CALL gds.graph.project.cypher(
  'existingNumberOfPages',
  'MATCH (n) RETURN id(n) AS id',
  'MATCH (n)-[r:READ]->(m)
    WHERE r.numberOfPages IS NOT NULL
    RETURN id(n) AS source, id(m) AS target, r.numberOfPages AS numberOfPages'
)
YIELD
  graphName AS graph, nodeCount AS nodes, relationshipCount AS rels
MATCH (n) OPTIONAL MATCH (n)-[r:READ]->(m)
WHERE r.numberOfPages IS NOT NULL
WITH gds.graph.project('existingNumberOfPages', n, m, { relationshipProperties: r { .numberOfPages } }) AS g
RETURN
  g.graphName AS graph, g.nodeCount AS nodes, g.relationshipCount AS rels

Similar to Legacy Cypher projections, we can apply any Cypher method of filtering the data before passing it on to the Cypher projection. See Projecting filtered Neo4j graphs for more details.

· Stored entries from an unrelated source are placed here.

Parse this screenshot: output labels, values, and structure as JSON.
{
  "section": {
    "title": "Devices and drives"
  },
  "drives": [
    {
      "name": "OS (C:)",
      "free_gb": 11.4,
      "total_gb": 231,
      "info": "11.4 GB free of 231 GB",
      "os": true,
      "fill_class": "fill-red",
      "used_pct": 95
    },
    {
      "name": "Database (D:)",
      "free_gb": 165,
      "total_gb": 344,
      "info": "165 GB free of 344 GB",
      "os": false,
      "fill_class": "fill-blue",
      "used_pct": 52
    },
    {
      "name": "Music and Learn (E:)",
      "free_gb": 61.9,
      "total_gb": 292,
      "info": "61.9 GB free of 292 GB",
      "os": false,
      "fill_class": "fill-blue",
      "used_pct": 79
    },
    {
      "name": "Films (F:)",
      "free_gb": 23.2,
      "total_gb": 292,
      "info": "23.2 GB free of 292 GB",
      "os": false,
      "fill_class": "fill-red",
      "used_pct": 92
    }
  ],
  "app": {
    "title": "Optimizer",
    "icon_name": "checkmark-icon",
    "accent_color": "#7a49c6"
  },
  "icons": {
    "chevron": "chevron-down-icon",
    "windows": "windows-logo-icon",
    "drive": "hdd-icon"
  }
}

Projecting undirected graphs

Table 8. Side-by-side comparison of the two Cypher projections:
Legacy New

: Graph projection with undirected graphs

Not applicable, Legacy Cypher projection cannot project undirected graphs.

MATCH (n)-[r:KNOWS|READ]->(m)
WHERE n:Book OR n:Person
WITH gds.graph.project(
  'graphWithUndirectedRelationships',
  source,
  target,
  {},
  {undirectedRelationshipTypes: ['*']}
) AS g
RETURN g.graphName AS graph, g.nodeCount AS nodes, g.relationshipCount AS rels

The new Cypher projection can project undirected graphs. See Undirected relationships for more details.

Memory estimation

Table 9. Side-by-side comparison of the two Cypher projections:
Legacy New

: Memory estimation of projected graphs

CALL gds.graph.project.cypher.estimate(
  'MATCH (n:Person) RETURN id(n) AS id',
  'MATCH (n:Person)-[r:KNOWS]->(m:Person) RETURN id(n) AS source, id(m) AS target'
) YIELD requiredMemory, bytesMin, bytesMax
MATCH (n:Person)-[r:KNOWS]-(m)
WITH count(n) AS nodeCount, count(r) AS relationshipCount
CALL gds.graph.project.estimate('*', '*', {
  nodeCount: nodeCount,
  relationshipCount: relationshipCount,
})
YIELD requiredMemory, bytesMin, bytesMax

Since the new Cypher projection is no longer a procedure, there is also no .estimate method. Instead, we can use the gds.graph.project.estimate procedure to estimate the memory requirements of the graph projection.